Assume la sua natura di principale festa cristiana
perché nella giornata precedente il plenilunio che segue il solstizio di
primavera, Gesù Cristo, a Gerusalemme, viene ucciso sulla croce e, dopo tre
giorni, nel primo giorno della settimana dopo il sabato, risorge. Quella stessa
data che era e rimane la data della liberazione degli Ebrei dal popolo egiziano,
diviene, per il popolo cristiano, la storia della liberazione dalla morte,
quindi della redenzione. E il mistero cristiano per eccellenza, il nucleo della
fede cristiana. 1600-1700 anni dopo l'esodo, la Pasqua è vissuta dai cristiani
prima nella tragedia della croce e poi nella proclamazione del Risorto: il
Cristo è veramente risorto ed è apparso a Pietro, ai Dodici, è apparso alle
donne. La Pasqua cristiana è la festa delle feste, e cristiano è colui che
afferma: il Signore è veramente risorto.
Il cristianesimo non è,
come talora si pensa, una dottrina morale, per esempio sul primato
dell'amore; non è nemmeno una dottrina su Dio. Esso nasce e si sviluppa da
questa fondamentale proclamazione: Gesù Cristo crocifisso è davvero
risorto.
Se studiamo i testi del Nuovo Testamento, i testi più antichi
scritti nel I secolo della nostra era, ritroviamo tale certezza: il Cristo
crocifisso è risorto, noi l'abbiamo visto, noi l'abbiamo incontrato. Ma se Gesù
è risorto, è perché Dio Padre l'ha risuscitato; se è risorto, è lui che dona lo
Spirito santo all'uomo; dunque Dio è Padre Figlio e Spirito santo. Se Cristo è
risorto, l'uomo è liberato dai propri peccati, e il cristianesimo è redenzione,
liberazione dal peccato.
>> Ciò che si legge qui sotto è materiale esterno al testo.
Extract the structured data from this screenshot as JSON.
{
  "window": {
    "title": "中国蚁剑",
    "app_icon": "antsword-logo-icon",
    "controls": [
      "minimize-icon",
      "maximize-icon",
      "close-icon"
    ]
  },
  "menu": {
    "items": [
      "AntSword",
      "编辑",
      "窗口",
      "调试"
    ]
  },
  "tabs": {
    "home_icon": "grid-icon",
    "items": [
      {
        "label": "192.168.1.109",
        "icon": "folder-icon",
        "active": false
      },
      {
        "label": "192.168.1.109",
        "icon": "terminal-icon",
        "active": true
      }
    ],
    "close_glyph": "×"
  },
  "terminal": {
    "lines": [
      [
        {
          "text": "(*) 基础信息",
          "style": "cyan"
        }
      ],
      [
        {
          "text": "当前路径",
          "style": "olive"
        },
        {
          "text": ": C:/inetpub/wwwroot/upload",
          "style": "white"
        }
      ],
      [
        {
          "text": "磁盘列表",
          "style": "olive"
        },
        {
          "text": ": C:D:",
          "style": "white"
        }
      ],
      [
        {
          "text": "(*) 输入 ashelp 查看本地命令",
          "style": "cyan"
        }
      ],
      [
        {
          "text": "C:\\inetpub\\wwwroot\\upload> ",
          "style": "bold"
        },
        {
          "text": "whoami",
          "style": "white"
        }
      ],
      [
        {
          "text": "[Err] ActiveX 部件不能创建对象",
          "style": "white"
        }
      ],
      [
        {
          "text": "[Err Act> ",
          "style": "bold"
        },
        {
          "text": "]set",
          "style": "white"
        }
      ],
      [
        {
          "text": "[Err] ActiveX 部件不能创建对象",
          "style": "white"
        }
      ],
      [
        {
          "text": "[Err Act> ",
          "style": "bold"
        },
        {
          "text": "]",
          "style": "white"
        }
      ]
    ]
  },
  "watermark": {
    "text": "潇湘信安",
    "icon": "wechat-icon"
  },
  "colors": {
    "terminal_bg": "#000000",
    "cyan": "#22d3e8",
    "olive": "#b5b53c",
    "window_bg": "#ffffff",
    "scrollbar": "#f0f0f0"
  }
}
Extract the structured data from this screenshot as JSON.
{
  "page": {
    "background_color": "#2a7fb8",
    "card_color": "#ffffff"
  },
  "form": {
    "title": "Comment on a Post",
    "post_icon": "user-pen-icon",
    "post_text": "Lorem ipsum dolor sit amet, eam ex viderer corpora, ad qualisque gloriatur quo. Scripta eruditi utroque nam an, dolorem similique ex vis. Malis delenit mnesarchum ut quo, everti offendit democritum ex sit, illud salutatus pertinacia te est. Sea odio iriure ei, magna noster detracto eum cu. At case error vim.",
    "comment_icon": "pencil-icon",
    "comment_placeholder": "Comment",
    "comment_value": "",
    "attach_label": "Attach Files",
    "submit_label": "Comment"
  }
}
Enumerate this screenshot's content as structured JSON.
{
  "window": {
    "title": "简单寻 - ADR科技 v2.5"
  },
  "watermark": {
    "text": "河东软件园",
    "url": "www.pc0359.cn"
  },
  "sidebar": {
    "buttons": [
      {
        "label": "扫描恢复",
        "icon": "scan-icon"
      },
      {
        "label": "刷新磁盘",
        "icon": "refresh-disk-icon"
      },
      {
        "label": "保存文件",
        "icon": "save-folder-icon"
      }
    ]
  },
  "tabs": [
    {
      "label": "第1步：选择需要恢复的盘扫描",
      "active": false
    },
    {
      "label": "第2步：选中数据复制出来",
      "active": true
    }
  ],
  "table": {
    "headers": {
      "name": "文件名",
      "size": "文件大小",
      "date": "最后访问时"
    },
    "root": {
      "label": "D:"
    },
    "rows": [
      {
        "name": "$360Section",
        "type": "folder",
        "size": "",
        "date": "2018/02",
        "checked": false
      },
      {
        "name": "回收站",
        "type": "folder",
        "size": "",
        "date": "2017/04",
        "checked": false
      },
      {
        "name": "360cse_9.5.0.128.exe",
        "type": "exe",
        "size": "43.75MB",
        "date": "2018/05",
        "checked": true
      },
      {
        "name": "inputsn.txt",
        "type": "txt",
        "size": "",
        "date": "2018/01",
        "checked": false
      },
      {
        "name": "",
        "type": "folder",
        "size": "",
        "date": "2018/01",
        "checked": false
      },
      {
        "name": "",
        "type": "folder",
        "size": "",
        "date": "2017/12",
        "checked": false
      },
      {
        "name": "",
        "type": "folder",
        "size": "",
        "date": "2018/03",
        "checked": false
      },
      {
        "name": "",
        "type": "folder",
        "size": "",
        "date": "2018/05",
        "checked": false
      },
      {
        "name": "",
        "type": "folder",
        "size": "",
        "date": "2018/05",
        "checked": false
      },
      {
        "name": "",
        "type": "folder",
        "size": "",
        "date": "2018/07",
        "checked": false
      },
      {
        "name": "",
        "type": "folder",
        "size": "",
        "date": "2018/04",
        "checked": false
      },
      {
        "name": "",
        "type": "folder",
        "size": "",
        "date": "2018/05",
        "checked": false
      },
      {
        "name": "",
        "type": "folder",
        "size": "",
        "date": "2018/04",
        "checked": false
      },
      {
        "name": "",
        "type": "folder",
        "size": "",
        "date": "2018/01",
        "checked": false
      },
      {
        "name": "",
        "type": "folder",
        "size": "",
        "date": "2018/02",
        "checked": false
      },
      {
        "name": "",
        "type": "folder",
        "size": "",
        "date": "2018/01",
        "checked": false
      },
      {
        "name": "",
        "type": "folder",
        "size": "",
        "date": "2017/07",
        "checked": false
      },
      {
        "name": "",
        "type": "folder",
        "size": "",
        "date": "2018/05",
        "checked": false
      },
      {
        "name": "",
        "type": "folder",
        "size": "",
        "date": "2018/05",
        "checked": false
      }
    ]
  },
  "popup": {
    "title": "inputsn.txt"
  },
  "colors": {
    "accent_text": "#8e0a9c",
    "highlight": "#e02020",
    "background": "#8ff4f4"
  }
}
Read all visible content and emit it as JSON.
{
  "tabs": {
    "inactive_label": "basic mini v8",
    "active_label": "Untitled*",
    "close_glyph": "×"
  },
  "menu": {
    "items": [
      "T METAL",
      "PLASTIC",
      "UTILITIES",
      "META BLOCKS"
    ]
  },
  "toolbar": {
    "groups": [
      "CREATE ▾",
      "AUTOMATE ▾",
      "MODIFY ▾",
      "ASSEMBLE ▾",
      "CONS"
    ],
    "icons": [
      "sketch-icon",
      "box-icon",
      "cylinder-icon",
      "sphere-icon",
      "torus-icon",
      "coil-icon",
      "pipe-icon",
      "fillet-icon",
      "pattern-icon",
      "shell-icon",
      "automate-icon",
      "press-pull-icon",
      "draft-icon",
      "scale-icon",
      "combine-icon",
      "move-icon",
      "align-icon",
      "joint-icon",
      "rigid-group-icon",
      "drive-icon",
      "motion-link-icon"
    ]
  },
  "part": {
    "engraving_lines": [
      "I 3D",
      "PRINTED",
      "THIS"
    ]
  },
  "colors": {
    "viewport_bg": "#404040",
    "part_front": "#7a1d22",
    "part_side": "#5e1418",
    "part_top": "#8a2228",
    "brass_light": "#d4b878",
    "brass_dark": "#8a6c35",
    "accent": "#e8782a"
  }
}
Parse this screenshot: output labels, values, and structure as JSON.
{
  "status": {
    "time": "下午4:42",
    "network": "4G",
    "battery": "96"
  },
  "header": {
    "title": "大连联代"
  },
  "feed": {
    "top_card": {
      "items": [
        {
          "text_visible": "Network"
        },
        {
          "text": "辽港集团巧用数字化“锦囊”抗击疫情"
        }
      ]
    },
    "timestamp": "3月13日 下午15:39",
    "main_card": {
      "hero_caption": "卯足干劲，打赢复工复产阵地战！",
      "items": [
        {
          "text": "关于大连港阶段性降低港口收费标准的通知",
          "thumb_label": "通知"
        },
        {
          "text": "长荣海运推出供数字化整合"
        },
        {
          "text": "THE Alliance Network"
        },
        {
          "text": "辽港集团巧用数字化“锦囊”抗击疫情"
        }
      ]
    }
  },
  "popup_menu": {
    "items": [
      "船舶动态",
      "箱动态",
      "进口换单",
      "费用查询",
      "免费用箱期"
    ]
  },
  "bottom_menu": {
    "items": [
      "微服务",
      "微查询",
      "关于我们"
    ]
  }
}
Se Cristo è risorto, lo è per tutti gli
uomini.
Dalla risurrezione di Cristo deriva perciò tutto il resto del
messaggio cristiano; senza la risurrezione, il messaggio sarebbe semplicemente
una dottrina religiosa, non sarebbe ciò che è, un evento, un fatto che comporta
una concezione di Dio e dell'uomo, di Dio Trinità e dell'uomo amato e redento e
chiamato alla vita per sempre.
Il Natale, che nel mondo occidentale è
celebrato tradizionalmente con grande solennità per motivi storici e
folkloristici, segna l'inizio della vita di Gesù sulla terra, vita che ha il suo
culmine nella croce e nella risurrezione. La festa della Pentecoste fa memoria
del dono dello Spirito santo che viene effuso dal Crocifisso risorto. E anche le
feste della Madonna e dei santi non sono che riflessi di questo grande mistero
centrale.
Giustamente la Pasqua è il contenuto stesso della fede cristiana,
èil cuore della vita della Chiesa, perché ci dice chi è Dio, chi è Gesù Cristo,
chi siamo noi.
è la gloriosa manifestazione di un Dio amante della vita,
che vuole la vita e non la morte, di un Dio che anche dalla morte fa
scaturire la vita.
La Pasqua rivela chi è Gesù di Nazaret, il Cristo
Figlio unico del Padre; proclama che in lui, morto e risorto, converge la storia
di Israele e la storia dell'umanità.
La Pasqua fa scoprire chi è l'uomo,
chi siamo noi, chiamati a risorgere con Gesù, a superare con lui il dramma
della morte, per essere con lui nella vita per sempre.
La Pasqua è il nodo
risolutivo, il perno attorno a cui gira tutto il piano di Dio riguardante l'uomo
e il cosmo; è il centro a cui tutto guarda e da cui tutto riparte.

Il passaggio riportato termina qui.